Started in 2009 by Jake Parker as a challenge to improve his inking skills and develop positive drawing habits, the basic rules have been to create a piece of art in ink, every day, and share it with people – online or offline. In 2016, Parker begun sharing official prompt lists for people to work with.

Challenge Accepted
When the frustration at not using my ipad as much I thought I should aligned with an increasingly bleak looking work situation, and off the back of a team-initated drawing challenge, Inktober 2017 became the perfect escape. And the perfect excuse.
Instead of going back to my traditional art roots, I wanted to use the challenge to develop something else.

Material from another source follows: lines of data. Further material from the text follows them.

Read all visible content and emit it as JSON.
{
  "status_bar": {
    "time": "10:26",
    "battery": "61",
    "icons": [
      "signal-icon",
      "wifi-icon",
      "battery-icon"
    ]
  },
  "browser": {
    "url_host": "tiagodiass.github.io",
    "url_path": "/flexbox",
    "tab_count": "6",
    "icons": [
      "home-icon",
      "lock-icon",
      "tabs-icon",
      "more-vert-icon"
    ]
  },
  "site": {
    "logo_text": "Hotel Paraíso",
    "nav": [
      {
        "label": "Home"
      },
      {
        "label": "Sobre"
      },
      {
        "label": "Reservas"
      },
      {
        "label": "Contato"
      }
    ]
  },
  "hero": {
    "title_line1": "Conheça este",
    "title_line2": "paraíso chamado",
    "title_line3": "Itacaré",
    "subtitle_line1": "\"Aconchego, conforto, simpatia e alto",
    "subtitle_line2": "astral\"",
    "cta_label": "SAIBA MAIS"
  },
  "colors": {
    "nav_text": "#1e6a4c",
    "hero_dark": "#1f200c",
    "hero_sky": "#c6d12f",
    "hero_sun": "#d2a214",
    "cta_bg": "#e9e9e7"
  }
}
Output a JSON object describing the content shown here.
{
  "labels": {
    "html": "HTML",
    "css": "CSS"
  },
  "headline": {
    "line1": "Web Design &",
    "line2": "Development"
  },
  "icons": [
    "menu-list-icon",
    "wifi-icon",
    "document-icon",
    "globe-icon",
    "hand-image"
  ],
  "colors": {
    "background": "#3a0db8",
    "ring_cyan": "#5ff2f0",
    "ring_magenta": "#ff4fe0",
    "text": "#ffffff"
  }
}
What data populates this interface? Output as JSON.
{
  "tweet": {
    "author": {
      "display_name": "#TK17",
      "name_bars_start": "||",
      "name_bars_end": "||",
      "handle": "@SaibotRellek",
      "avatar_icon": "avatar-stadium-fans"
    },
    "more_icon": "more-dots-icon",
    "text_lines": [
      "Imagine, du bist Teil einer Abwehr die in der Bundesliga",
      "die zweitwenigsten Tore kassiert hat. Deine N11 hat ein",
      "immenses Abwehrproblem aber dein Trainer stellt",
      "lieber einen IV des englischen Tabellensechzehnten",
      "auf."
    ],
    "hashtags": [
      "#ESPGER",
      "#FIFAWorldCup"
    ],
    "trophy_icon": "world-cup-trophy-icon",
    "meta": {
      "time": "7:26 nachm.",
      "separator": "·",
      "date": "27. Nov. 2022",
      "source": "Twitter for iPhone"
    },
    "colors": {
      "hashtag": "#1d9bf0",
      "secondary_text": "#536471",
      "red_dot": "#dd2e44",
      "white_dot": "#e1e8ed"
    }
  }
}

A problem that had been sitting gathering dust: the ipad pro and apple pencil. The 31-day challenge would be a great opportunity to push ahead one day at a time with getting more comfortable sitting down with the ipad and smashing something out.
But of course, worth doing, worth overdoing.
Go on, I dare you
I never wrote it down but I remember setting myself a few ground rules for this Inktober challenge.
- 1. Everything had to be done on the ipad with the apple pencil
- 2. You have from 00:00 to 23:59 every day to work on a piece. No more, no less.
- 3. Regardless of how finished or not it is, you have to post your final piece.
All 31 pieces were made with iOS Sketchbook Pro, and there’s a whole range of styles and pieces that came from the challenge. It’s fun to look back at these retrospectively;
- Pieces such as #5 and #13 being inspired by Stardew Valley (#5 in anticpation before the Switch version had been released, ironically incredibly prophetic given the number of time I spent hunting down hardwood in-game once it came out. And I had managed to play enough of the game that by [Inktober] Day 13, I had an idea of what Amaranth as a grain crop was like.)
- #15’s creature in the dark looking over its shoulder serves as a permanent reminder that The Rasmus’ album Dark Matters was on high rotation during this challenge (“Something in the Dark”, Track 2)
- The teeny tiny Foreign Shrapnel Dragon as he appears in #7 after being spotted by the human owner of his spare coin hoard (mortified, truely), and #21 defending his stash of coinage.
- Several pieces that serve as a reminder of circumstances and current events at the time too (#12, #27 and #29).
Some of these were revisited later, and some were polished into finished pieces:
In Conclusion:
All in all I achieved what I set out to do with this challenge – 31 days in a row, sit down with the ipad and the apple pencil and make something. Some days were easier than others, it got easier the more I did it, some prompts were easier than others. I might have a great idea one day, and barely execute the prompt the next. And that’s okay! If nothing else, it gave me the starting blocks for several illustrations that I could come back to – and in several cases, did.